Apprenez comment ping une adresse IP sur Windows et Linux : syntaxe, options, lecture des résultats et dépannage des erreurs de connectivité réseau.

YK
Yanis KaderExpert cybersécurité · Ingénieur réseau
25 juillet 2026 · 10 min de lecture

Votre connexion Internet vous joue des tours, un serveur ne répond plus, ou vous voulez simplement vérifier qu’une machine est accessible sur le réseau ? Savoir comment ping une adresse IP est le premier geste de tout administrateur système , et franchement, ça devrait l’être pour n’importe quel utilisateur un peu curieux. La commande ping est l’outil de diagnostic réseau le plus universel : disponible sur Windows via CMD, sur Linux, sur macOS, elle teste en quelques secondes si une adresse IP répond.
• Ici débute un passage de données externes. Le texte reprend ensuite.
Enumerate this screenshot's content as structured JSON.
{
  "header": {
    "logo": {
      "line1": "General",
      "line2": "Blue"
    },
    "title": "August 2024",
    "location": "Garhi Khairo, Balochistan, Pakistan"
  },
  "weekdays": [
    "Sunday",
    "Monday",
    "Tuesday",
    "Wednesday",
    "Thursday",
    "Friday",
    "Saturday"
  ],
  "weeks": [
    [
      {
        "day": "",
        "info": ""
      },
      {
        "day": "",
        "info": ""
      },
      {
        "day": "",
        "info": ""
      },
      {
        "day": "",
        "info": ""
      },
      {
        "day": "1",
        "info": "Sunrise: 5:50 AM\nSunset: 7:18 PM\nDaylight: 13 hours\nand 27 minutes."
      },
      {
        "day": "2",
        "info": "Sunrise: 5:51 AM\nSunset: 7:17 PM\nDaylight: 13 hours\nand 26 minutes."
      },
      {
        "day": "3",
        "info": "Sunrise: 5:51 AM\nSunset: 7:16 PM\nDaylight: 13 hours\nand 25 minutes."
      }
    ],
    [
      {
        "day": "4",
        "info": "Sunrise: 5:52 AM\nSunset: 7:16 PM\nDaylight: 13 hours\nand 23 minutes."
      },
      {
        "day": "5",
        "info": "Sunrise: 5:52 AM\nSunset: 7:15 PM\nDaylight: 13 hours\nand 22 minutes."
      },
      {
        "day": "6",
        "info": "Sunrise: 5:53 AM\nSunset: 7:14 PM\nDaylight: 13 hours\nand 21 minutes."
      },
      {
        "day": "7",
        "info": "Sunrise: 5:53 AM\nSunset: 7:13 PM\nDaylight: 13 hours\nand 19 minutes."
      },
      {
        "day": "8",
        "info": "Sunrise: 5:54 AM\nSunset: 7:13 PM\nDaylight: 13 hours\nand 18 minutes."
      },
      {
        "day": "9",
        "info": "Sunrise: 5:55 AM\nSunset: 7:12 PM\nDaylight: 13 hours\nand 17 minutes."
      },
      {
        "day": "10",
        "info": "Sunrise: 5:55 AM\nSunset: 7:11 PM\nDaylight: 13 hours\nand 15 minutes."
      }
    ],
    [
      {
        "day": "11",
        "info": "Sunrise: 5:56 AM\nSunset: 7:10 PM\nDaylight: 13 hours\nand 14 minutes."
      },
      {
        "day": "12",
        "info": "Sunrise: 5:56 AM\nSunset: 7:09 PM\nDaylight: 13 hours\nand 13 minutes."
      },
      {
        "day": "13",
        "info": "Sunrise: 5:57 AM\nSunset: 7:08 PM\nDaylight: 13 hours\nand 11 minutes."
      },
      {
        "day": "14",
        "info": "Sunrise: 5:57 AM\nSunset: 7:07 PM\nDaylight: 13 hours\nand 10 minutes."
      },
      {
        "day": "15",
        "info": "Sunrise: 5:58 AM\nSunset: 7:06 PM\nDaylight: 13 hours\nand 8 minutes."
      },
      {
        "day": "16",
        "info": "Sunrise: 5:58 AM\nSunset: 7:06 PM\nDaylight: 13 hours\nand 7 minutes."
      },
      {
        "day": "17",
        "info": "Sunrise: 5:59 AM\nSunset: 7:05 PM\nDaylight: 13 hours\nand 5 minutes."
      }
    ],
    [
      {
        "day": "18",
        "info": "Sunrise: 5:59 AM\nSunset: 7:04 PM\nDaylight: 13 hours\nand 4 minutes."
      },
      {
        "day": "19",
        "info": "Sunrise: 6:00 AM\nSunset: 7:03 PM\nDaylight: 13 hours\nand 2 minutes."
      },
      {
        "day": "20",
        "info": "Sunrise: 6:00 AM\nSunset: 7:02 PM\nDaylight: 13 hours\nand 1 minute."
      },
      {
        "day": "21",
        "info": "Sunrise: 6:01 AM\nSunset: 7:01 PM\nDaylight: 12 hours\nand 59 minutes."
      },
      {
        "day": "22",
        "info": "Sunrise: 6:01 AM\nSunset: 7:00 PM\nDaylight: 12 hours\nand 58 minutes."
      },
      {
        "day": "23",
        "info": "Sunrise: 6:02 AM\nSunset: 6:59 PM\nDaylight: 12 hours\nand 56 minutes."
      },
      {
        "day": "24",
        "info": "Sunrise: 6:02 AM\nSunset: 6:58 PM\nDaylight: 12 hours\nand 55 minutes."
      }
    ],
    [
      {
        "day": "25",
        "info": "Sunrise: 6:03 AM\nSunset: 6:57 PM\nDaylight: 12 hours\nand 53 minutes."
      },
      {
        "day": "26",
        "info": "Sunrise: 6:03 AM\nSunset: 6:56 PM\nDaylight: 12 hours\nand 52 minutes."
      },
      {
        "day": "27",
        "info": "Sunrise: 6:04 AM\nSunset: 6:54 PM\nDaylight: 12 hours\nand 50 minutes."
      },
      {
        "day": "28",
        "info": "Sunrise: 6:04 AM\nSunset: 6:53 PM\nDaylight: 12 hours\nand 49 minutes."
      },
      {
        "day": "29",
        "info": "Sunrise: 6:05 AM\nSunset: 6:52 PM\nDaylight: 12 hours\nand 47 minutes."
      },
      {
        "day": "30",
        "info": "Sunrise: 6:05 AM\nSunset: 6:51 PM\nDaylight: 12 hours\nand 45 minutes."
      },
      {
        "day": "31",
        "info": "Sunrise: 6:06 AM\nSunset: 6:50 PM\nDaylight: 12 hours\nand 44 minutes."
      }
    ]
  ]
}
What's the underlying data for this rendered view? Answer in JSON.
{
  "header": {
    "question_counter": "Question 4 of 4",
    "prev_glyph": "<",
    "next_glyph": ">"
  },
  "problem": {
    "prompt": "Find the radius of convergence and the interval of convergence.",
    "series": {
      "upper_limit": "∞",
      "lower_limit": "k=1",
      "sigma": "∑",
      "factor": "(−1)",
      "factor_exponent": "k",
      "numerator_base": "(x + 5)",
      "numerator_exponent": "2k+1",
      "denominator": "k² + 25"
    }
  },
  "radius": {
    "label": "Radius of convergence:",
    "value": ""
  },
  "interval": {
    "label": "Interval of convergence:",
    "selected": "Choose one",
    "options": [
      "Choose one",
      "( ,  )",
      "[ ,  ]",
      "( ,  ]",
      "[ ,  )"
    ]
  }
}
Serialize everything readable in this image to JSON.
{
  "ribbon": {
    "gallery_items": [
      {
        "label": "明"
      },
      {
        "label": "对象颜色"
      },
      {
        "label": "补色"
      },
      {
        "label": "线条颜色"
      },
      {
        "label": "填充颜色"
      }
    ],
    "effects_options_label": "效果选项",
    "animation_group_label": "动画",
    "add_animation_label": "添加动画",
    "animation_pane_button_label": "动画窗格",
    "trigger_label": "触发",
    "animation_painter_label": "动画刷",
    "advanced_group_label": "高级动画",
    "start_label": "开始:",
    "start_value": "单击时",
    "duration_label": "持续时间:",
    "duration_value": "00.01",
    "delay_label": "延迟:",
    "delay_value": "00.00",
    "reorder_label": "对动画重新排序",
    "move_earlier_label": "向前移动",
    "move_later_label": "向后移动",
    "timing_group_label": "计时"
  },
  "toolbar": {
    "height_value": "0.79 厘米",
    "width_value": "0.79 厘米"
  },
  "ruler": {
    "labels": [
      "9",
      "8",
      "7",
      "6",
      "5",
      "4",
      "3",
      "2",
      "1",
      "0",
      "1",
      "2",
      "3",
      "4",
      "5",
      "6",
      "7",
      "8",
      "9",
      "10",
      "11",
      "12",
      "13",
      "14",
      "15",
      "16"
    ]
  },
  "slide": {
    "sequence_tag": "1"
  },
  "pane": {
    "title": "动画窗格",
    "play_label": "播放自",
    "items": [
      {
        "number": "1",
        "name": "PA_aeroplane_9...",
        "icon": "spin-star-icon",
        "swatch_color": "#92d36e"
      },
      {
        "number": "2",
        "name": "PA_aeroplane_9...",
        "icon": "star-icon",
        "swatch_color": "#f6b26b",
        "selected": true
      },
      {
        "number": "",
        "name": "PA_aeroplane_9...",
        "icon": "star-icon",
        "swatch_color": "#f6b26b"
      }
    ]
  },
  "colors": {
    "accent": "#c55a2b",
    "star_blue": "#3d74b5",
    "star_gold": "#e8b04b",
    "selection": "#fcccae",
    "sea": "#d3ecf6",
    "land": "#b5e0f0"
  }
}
Ce guide vous montre la syntaxe exacte, les options utiles, comment lire les résultats et comment dépanner les problèmes courants.

En bref :

  • La commande ping utilise le protocole ICMP pour tester la connectivité entre deux machines sur un réseau.
  • Elle est disponible nativement sur Windows (via CMD), Linux et macOS , aucune installation requise.
  • La syntaxe de base est ping [adresse IP ou nom de domaine], par exemple ping 8.8.8.8.
  • Les résultats indiquent le temps de réponse en millisecondes (RTT) et le taux de perte de paquets.
  • Un ping qui échoue peut signaler un problème réseau, un pare-feu bloquant les requêtes ICMP, ou une machine éteinte.
  • Des outils en ligne permettent de ping une adresse IP sans passer par le terminal.

Le protocole ICMP et le fonctionnement du ping

Qu’est-ce que le ping et le protocole ICMP ?

Le ping est l’un des outils de diagnostic réseau les plus anciens et les plus utilisés. Son fonctionnement est époustouflamment simple : votre machine envoie un paquet ICMP Echo Request vers une adresse IP cible, et attend en retour un ICMP Echo Reply. Imaginez que vous frappez à une porte et attendez qu’on vous réponde , si personne ne répond, soit personne n’est là, soit la porte est fermée.

ICMP signifie Internet Control Message Protocol. Ce protocole a été défini dans la RFC 792, publiée en 1981 , il fait donc partie des fondations d’Internet. Contrairement aux protocoles applicatifs comme HTTP ou FTP, ICMP ne transfère aucune donnée utilisateur. Son rôle se limite à tester la joignabilité d’une machine et à diagnostiquer les problèmes de connectivité. C’est un outil de mesure, pas de communication.

Comment fonctionne le ping concrètement ?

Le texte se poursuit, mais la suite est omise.